To those who are not familiar with tensions in literature, tensions are balances between opposing ideas or elements, such as light versus dark and good versus evil. When discovering these tensions, whether it is directly from the plot or the diction, students are able to comprehend the book more when doing a close reading of these novels. For students reading "The Debutante" by Leonora Carrington, here is an important tension to examine when analyzing this short story.

SEE ALSO: 3 Important Tensions In "One Flew Over The Cuckoo's Nest" Readers Need To Identify


In “The Debutante,” Leonora Carrington incorporates the central tension between confinement and freedom.

From the start of the novel, the young girl feels confined in her role as a debutante. Most likely pressured to act like a debutante, the young girl chooses to live her life without worrying about to how to live up to her expectations as a debutante such as attending balls. Such distaste of her current lifestyle is portrayed when her mother arranges a ball in her honor, in which the girl “suffered."

She rarely likes playing with girls her age; instead, she is usually found “each day at the zoo” with the animals. She feels more comfortable and at ease with people outside of her society. One of her closest friends at the zoo is the hyena, who is always in her “cage.” Both characters feel restricted inside their own “cages:” the ball for the girl and the hyena’s literal cage at the zoo.

On the other hand, both experienced freedom once they came up with a plan.

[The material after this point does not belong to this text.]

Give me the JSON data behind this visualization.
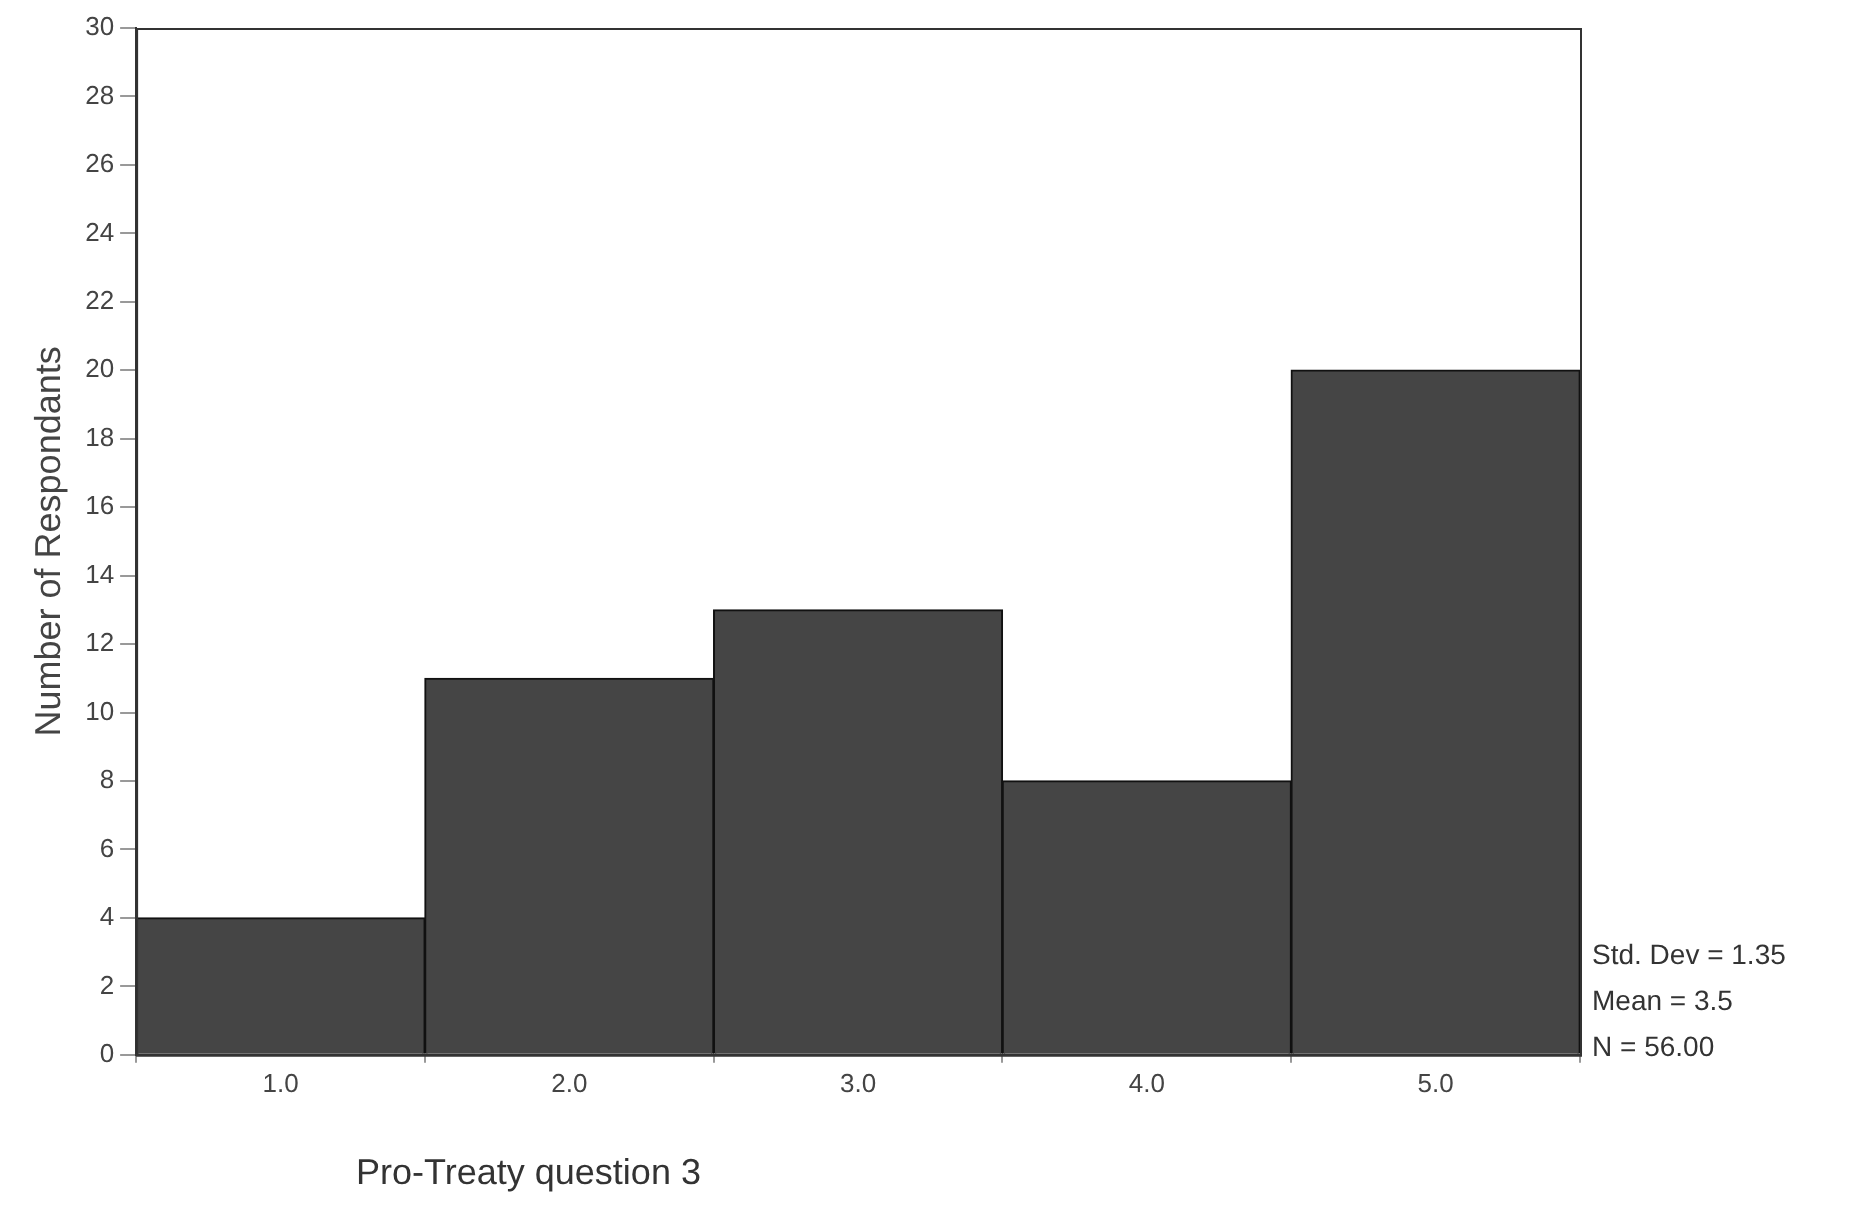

The hyena is released from her “cage,” and the girl is now released from the pressure of having to attend the ball, also known as “a mess of sh*t.” By doing so, both are free from their previous life since they chose what they wanted to do rather than what their society wished for them to do.

In fact, the young girl did whatever it took to be free, even if it included the death of her maid, which was “all right with [her]” so long as the hyena “agrees to kill [the maid] before removing her face.” This portrays her desperation to get what she wants due to her large dissatisfaction of her childhood life being raised as a debutante to the extent that she is willing to sacrifice an innocent life.

In conclusion, Leonora Carrington implements a central tension between confinement and freedom by describing how both the hyena and debutante feels trapped by society but frees themselves by breaking out of society’s imprisonment.